The graves were later transferred to national military cemeteries.
Firemen out exercising in the early morning near the pond
The racecourse never got going again after the war, and the area was turned into a park, designed by the company that designed Central Park in New York. The west end of the property, along the Ashley River, was given to The Citadel as a new home after their old quarters downtown had gotten too small, so the present park is smaller than was originally planned.

Nowadays an oval road, Mary Murray Drive, follows the original racecourse around the edge of Hampton Park. Mary Murray is a one-way road with a big bike lane, and is fine for running. The course is exactly a mile long, letting you easily add as many laps as you wish to this short route to lengthen it to your needs.
Along Mary Murray Drive
So, ready to visit another historic, beautiful corner of Charleston? Let's get to the east edge of Hampton Park, where Cleveland Street meets Mary Murray Drive. There are two baseball fields and a playground just east of the park proper, in McMahon Playground, north and south of Cleveland Street.

To start the run, turn westwards towards the gazebo in the park and start running! The gazebo was left over after a big international exhibition held on the site. You'll see spreading live-oak trees dripping with Spanish moss to either side.
The gazebo
Just run straight through the park until the path ends before the pond.

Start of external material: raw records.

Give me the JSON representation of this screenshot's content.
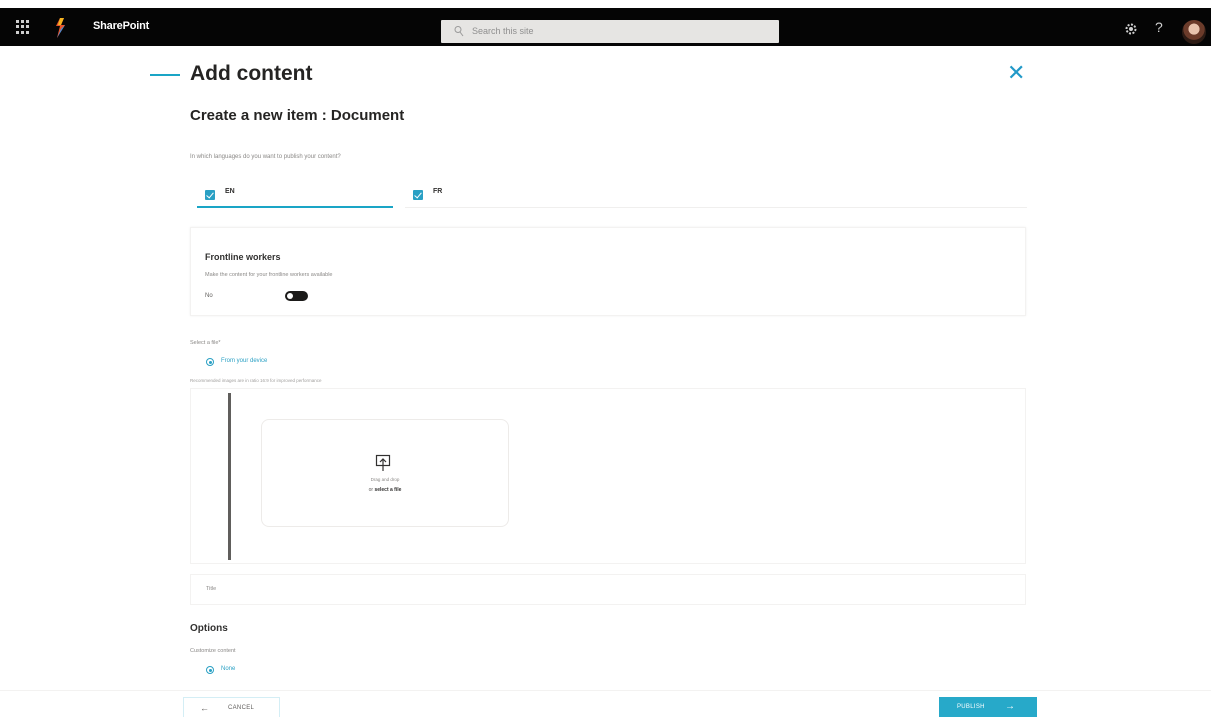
{
  "suite_bar": {
    "app_name": "SharePoint",
    "search_placeholder": "Search this site",
    "icons": [
      "waffle-icon",
      "app-logo-icon",
      "search-icon",
      "gear-icon",
      "help-icon",
      "avatar"
    ],
    "help_glyph": "?"
  },
  "panel": {
    "title": "Add content",
    "close_glyph": "✕",
    "subtitle": "Create a new item : Document",
    "language_question": "In which languages do you want to publish your content?",
    "languages": [
      {
        "label": "EN",
        "checked": true,
        "selected": true
      },
      {
        "label": "FR",
        "checked": true,
        "selected": false
      }
    ]
  },
  "frontline": {
    "title": "Frontline workers",
    "description": "Make the content for your frontline workers available",
    "state_label": "No",
    "enabled": false
  },
  "file": {
    "select_label": "Select a file*",
    "source_option": "From your device",
    "hint": "Recommended images are in ratio 16:9 for improved performance",
    "drop_line1": "Drag and drop",
    "drop_or": "or",
    "drop_link": "select a file"
  },
  "title_field": {
    "label": "Title"
  },
  "options": {
    "title": "Options",
    "customize_label": "Customize content",
    "none_option": "None"
  },
  "footer": {
    "cancel_label": "CANCEL",
    "cancel_arrow": "←",
    "publish_label": "PUBLISH",
    "publish_arrow": "→"
  },
  "colors": {
    "accent": "#1aa5c6",
    "publish_button": "#27a9c9",
    "suite_bar": "#050505"
  }
}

Now continue straight across the grass and cross the little bridge over the pond, and continue over the grass at the other side. 
Crossing the pond
When you reach the next flower-lined path, turn right and head to the north edge of the park, running past the parking lot back to Mary Murray Drive. This is the part of the park where the graves once stood, at the site of the old racetrack grandstand.

NOTE: You can start the run here, if you need a place to park.

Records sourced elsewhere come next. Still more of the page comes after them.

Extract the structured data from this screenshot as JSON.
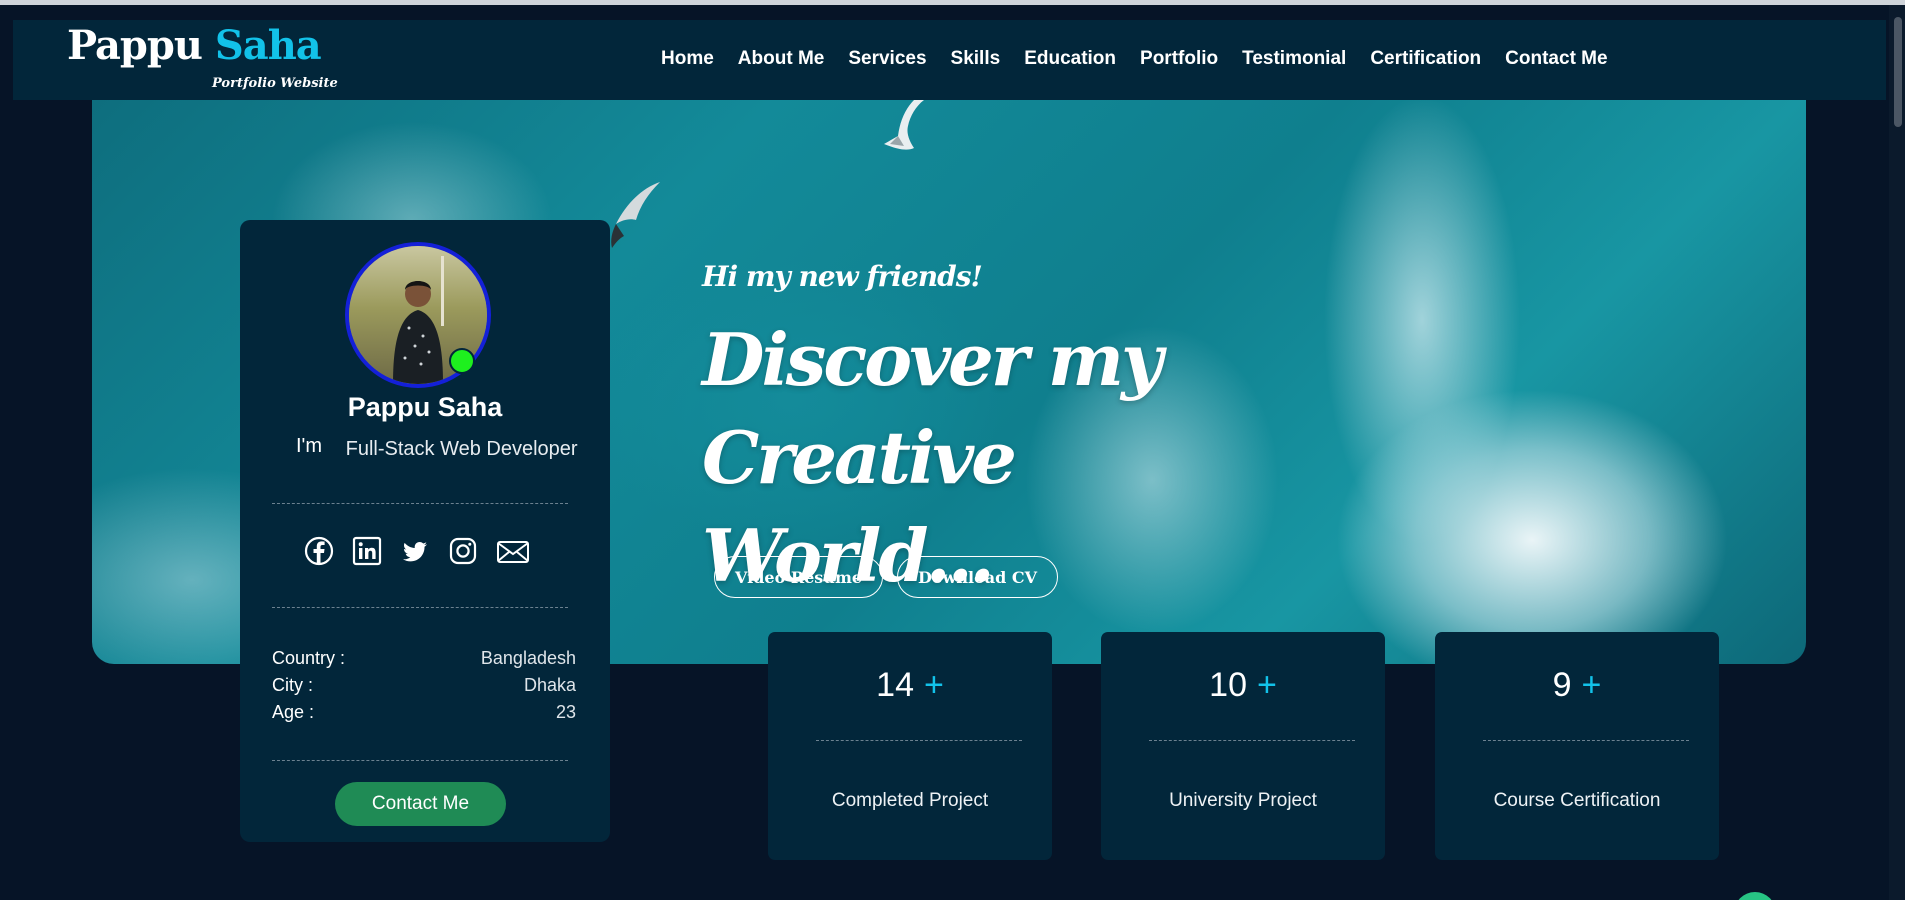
{
  "brand": {
    "first": "Pappu",
    "last": "Saha",
    "subtitle": "Portfolio Website",
    "accent_color": "#12c2e9"
  },
  "nav": [
    {
      "label": "Home"
    },
    {
      "label": "About Me"
    },
    {
      "label": "Services"
    },
    {
      "label": "Skills"
    },
    {
      "label": "Education"
    },
    {
      "label": "Portfolio"
    },
    {
      "label": "Testimonial"
    },
    {
      "label": "Certification"
    },
    {
      "label": "Contact Me"
    }
  ],
  "hero": {
    "greeting": "Hi my new friends!",
    "headline": "Discover my Creative World...",
    "buttons": {
      "video_resume": "Video Resume",
      "download_cv": "Download CV"
    }
  },
  "profile": {
    "name": "Pappu Saha",
    "prefix": "I'm",
    "role": "Full-Stack Web Developer",
    "online_color": "#1ef01e",
    "socials": [
      {
        "icon": "facebook-icon"
      },
      {
        "icon": "linkedin-icon"
      },
      {
        "icon": "twitter-icon"
      },
      {
        "icon": "instagram-icon"
      },
      {
        "icon": "email-icon"
      }
    ],
    "info": [
      {
        "label": "Country :",
        "value": "Bangladesh"
      },
      {
        "label": "City :",
        "value": "Dhaka"
      },
      {
        "label": "Age :",
        "value": "23"
      }
    ],
    "contact_label": "Contact Me",
    "contact_color": "#1f8b55"
  },
  "stats": [
    {
      "number": "14",
      "plus": "+",
      "label": "Completed Project"
    },
    {
      "number": "10",
      "plus": "+",
      "label": "University Project"
    },
    {
      "number": "9",
      "plus": "+",
      "label": "Course Certification"
    }
  ]
}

Now turn left and follow Mary Murray until the left-hand curve. Here, continue westwards along Jenkins Avenue, passing through the gate into The Citadel. It's a private college, but it's open for runners like us.
The Citadel entrance on Jenkins Avenue: just cruise on through and hang left!
Follow Jenkins Avenue as it takes you to the left between some college classrooms and Summerall Field, the big parade grounds. You'll likely see cadets moving between buildings, going to classes and crossing the field.
Cadets crossing Summerall Field
Keep running westwards along Jenkins until it ends at the waterfront of the wide Ashley River. There are estuary swamps along the water's edge, so take a closer look by running out to the end of the little pier behind the clubhouse towards the right. It's a beautiful sight! Originally, Hampton Park was supposed to continue to the river here, with a riverside path here, but that never happened.
The estuary at the pier
So now turn south to run along Hammond Avenue, with the river to your right side. There are some athletic fields here.

After the sports fields, Hammond Avenue passes some housing for faculty (officers), and curves to the left.
Faculty housing on campus
At the first turnoff to the right, take Mims Avenue as it loops past more faculty housing (it looks just like the housing in the Presidio in San Francisco!) and heads north to Richardson Street.

At Richardson, turn right, then left to get you back to the south end of Summerall Field.

Now turn right on Lee Avenue and run eastwards out of the Citadel campus and into the Hampton Park Terrace neighborhood.
Along Moultrie Street
You're now back at the southwest corner of Hampton Park, and you have the choice of either running east past the old homes along Moultrie Street, or run a few meters within the park itself along Mary Murray again, which parallels Moultrie here.

Now just follow the south edge of the park until Ashley Avenue, where Mary Murray Drive curves to the north, and follow that curve past the baseball field.

In just a few steps, you'll be back at the start, and can now add one or more laps along Mary Murray to add some distance. Have fun!